Look around next time you’re in line at Discovery Coffee and you’ll see a sticker with the phrase “Naloxone on site” on a nearby window pane.

Storing the life-saving medication – and letting customers know it’s there – is part of a grassroots harm reduction pledge called EACH+EVERY that some businesses across Greater Victoria, including Discovery Coffee, have signed onto.

The Canadawide initiative asks businesses to acknowledge the drug poisoning crisis, make Naloxone accessible on location and offer training to staff. It currently boasts over 150 member businesses in six provinces.

Discovery Coffee education manager Brittany Davies said making a public commitment to harm reduction was a tangible action the business could take in the face of Victoria’s ongoing public health emergency.

“We have four cafe spaces in very unique neighborhoods,” she explained. “Joining EACH+EVERY is a public commitment to keeping our communities safe.”

The cafe put up signage alerting customers to its Naloxone supply in early September, after receiving resources through EACH+EVERY and completing staff training.

Naloxone is a drug used to temporarily reverse the effects of an opioid overdose. In B.C., kits containing the medication are free at most drugstores or through the province’s Take Home Naloxone program.

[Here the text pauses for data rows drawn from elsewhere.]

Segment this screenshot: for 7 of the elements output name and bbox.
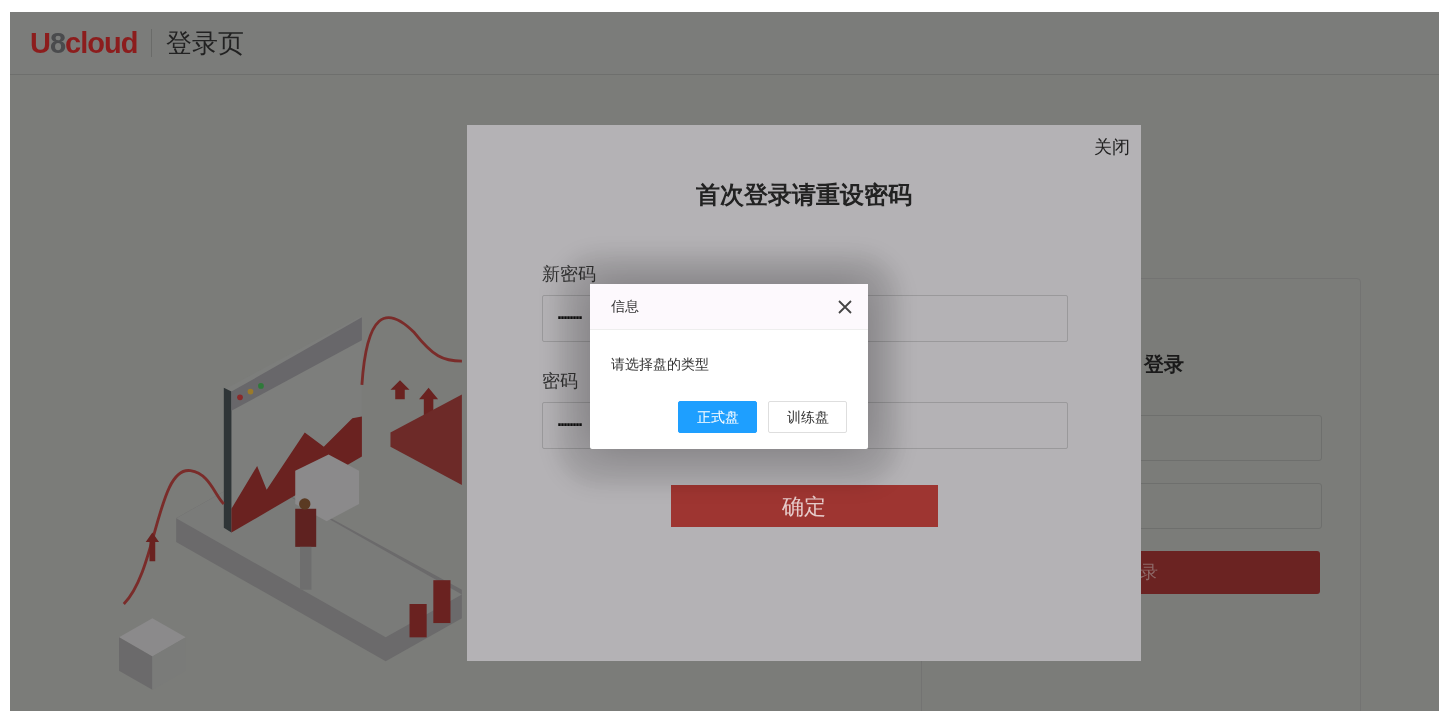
dialog-title: 信息	[611, 297, 639, 316]
field-label: 新密码	[542, 263, 597, 286]
login-title: 登录	[1144, 352, 1184, 377]
modal-title: 首次登录请重设密码	[695, 180, 913, 210]
page-title: 登录页	[166, 26, 245, 60]
field-label: 密码	[542, 370, 579, 393]
dialog-message: 请选择盘的类型	[610, 355, 710, 374]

Drug poisoning deaths have risen steadily since B.C. declared a public health emergency in 2016. The rate of overdose deaths has nearly doubled provincially from 20.4 per 100,000 in 2016 to 39.7 per 100,000 in 2021 – in Victoria alone, 87 people died from illicit drug toxicity by the end of July.

READ MORE: 184 people died of illicit drug overdoses in July in B.C.’s 2nd deadliest month

Euan Thomson is the owner of Raft Brew Labs in Calgary and a co-founder of EACH+EVERY. He said while he appreciates how actively B.C. engages in harm reduction compared to Alberta, that alone won’t cut it.

“We need to get to the root of the problem in drug policy,” he said. “People need to recognize that this is a society-wide problem.”

Part of the solution, Thomson believes, is showing political leaders that not all businesses are against harm reduction initiatives.

“Businesses want to see action taken on this crisis,” he said.

With a background in brewing and selling beer, Thomson is uniquely poised to play a role in his community’s opioid epidemic response. The alcohol industry, he pointed out, has been prioritizing harm reduction since prohibition ended in the early 20th century.

“With alcohol prohibition, we were seeing an almost identical pattern of deaths from poisoning as a result of methanol,” Thomson said. “We’ve repeated it almost identically with the opiate supply today, where fentanyl and other contaminants have worked their way into the supply.”

READ MORE: Greater Victoria organizations mark International Overdose Awareness Day

Ryan Bangma, general manager of Herald Street Brew Works, says staff at the downtown Victoria brewery finished Naloxone training in September. He agrees breweries have a role to play in spearheading harm reduction initiatives.

“As a brewery, we deal with a substance called alcohol, and there are a lot of regulations and safety practices around that,” he said. “We could do a lot of the same work (around opioid use).”

Bangma added even if his staff never have to use their Naloxone training, the brewery’s harm reduction efforts could save a life somewhere else.

“If another local business sees that we’re involved, then maybe that will help them get involved as well,” he said. “We might not need to administer Naloxone, but maybe they will.”

Five Greater Victoria businesses are currently listed as members of the EACH+EVERY initiative – Discovery Coffee, Herald Street Brew Works, Whistle Buoy Brewing Company, The Allenby Coffee Bar, and consulting business Project X.